Misses are 7-10 times slower than hits. This characterizes both outgoing network connections and original servers.
Response time for misses depends on the load while hits show little variation in response time. Misses must be resolved from another proxy or an original server. Thus, an increase in response time for misses may be caused by original servers and/or outgoing network that are slowed down by the traffic during peak hours. The proxy server itself and incoming network connections are not responsible for these large delays since response time for hits remains stable.
The position of "all" line may be surprising. Indeed, with 50% Hit Ratio and misses 7-10 times slower than hits, one would expect "average" response time to be much higher. This does not happen because we are using median or 50th percentile to represent an "average" response time. Traditional mean "average" does not work well because it is highly susceptible to huge isolated peaks in response time of requests.
Median of 1000 msec would mean that 50% of requests were served faster than 1000 msec. The latter is reasonable according to the response time distribution graph: about 75% of hits and 30% of misses are served within 1000 msec interval. This gives about 52% of all requests.
The distribution was build for requests served during the peak load hour. Note the log scale of x axis.
The graph shows proxy response time versus document size.
Interestingly, response time for hits does not increase with the file size for small files. This phenomenon can be observed on all types of proxies from leaf to top level caches. This may be attributed to the TCP buffer size which is usually at least 16 KB. Misses are retrieved from another server. This may make their response time more size-dependent.
The graph shows the number of concurrent requests present in the proxy server. We count the number of requests in the system using 10 msec intervals and calculate the median based on 20 minute grouping. Small 10 msec intervals assure that we count the number of concurrent requests rather than total number of requests per [large] interval. Note that this graph is not a "request per second" graph.

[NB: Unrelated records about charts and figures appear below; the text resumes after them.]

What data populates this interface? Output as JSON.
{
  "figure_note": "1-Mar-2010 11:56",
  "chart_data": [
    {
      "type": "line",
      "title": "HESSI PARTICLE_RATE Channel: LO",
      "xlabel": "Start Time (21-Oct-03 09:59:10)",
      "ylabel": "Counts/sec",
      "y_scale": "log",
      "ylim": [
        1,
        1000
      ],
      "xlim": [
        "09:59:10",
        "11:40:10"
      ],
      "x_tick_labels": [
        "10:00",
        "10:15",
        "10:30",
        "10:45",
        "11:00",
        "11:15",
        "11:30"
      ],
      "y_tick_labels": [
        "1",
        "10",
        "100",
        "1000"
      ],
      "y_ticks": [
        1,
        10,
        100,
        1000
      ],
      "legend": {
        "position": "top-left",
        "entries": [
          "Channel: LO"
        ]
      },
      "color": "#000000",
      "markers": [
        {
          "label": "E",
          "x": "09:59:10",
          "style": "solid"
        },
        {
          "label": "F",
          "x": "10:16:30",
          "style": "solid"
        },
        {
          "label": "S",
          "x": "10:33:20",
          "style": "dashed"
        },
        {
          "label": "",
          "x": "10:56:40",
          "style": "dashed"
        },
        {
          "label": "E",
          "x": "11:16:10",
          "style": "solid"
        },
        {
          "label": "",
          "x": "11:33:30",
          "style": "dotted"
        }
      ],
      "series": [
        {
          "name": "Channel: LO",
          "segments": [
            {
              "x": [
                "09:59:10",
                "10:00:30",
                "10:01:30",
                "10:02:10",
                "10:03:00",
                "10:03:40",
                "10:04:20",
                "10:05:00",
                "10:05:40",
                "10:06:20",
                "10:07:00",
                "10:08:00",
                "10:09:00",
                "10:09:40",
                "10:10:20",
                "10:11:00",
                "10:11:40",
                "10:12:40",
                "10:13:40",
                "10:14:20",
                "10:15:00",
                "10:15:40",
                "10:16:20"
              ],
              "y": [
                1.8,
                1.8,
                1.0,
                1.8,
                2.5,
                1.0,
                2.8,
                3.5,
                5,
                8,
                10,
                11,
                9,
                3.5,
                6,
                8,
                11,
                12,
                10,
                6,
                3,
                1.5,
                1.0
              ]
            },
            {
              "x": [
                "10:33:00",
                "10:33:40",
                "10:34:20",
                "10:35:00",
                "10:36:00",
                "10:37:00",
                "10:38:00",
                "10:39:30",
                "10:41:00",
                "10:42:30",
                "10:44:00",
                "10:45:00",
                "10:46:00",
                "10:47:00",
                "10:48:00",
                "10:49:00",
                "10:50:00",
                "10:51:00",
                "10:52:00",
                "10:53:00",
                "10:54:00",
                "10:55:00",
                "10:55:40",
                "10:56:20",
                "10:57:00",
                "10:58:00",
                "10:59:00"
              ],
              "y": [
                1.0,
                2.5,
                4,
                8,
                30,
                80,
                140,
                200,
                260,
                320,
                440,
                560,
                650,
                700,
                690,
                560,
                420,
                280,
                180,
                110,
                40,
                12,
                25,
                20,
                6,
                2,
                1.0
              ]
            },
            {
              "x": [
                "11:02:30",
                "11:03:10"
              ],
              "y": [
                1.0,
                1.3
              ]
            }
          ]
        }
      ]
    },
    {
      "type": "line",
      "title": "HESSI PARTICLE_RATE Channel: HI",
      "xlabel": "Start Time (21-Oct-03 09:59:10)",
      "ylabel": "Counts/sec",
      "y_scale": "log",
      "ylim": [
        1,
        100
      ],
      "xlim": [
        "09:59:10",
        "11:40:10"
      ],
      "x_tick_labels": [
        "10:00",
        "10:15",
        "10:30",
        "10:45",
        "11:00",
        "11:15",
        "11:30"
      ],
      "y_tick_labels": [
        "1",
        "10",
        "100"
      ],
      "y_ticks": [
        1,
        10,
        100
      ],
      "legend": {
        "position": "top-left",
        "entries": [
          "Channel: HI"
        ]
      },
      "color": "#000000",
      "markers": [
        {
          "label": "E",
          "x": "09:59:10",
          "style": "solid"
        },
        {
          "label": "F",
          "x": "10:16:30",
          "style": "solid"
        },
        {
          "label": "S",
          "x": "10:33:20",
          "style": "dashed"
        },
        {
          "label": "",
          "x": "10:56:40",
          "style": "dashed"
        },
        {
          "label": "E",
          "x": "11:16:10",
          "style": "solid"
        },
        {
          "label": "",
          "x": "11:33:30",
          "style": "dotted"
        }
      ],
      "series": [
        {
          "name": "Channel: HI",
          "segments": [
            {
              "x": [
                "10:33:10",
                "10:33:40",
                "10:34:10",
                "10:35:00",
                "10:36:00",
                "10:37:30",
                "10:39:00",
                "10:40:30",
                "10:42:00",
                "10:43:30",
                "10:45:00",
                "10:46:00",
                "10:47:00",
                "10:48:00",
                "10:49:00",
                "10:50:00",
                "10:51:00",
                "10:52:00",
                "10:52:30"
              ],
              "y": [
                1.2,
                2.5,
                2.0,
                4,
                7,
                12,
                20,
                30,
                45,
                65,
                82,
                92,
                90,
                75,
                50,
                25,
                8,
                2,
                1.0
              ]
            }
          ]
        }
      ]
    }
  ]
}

This graph is helpful in estimation of per request resources needed to support studied traffic.
With Hit Ratio about 50% the total number of hits is comparable to the total number of misses. However, the number of concurrent hits is at least 5 times lower than number of concurrent misses. This is because a hit is processed faster than a miss. Consequently, the total amount of resources allocated for hits at any moment is substantially lower than the amount of resources for misses.
The graph shows the variation of the Document Hit Ratio and Byte Hit Ratio during the day.
Hit Ratio (HR) does not depend on proxy load much. For this server, average HR was 48%. Thus, the number of hits is comparable to the number of misses.
This graph analyzes relative impact of request processing stages. Such analysis is essential for performance optimizations since it helps in identifying performance bottlenecks.
For misses, we distinguish four major stages: client connect, proxy connect, server reply, and proxy reply. The graph shows relative contribution of each stage towards total delay. Total delay is calculated as a sum of delays of all stages.
Note that median total delay may differ from median response time because of pipelining and such non-accounted activities as DNS lookups. We are working on a more precise model that accounts for these side effects.
We cannot account for pipelining affects that may change relative contributions for large requests. However, usually more than 80% of all requests cannot be pipelined due to small document sizes. We believe that our estimations are very close to actual performance.
See also "Request Response Time Components (200 Hits)".
See "Request Response Time Components (Misses)" experiment for the graph description and important caveats.
For hits, we distinguish three major stages: client connect, swap-in, and proxy reply. The graph shows relative contribution of each stage towards total delay. Total delay is calculated as a sum of delays of all stages.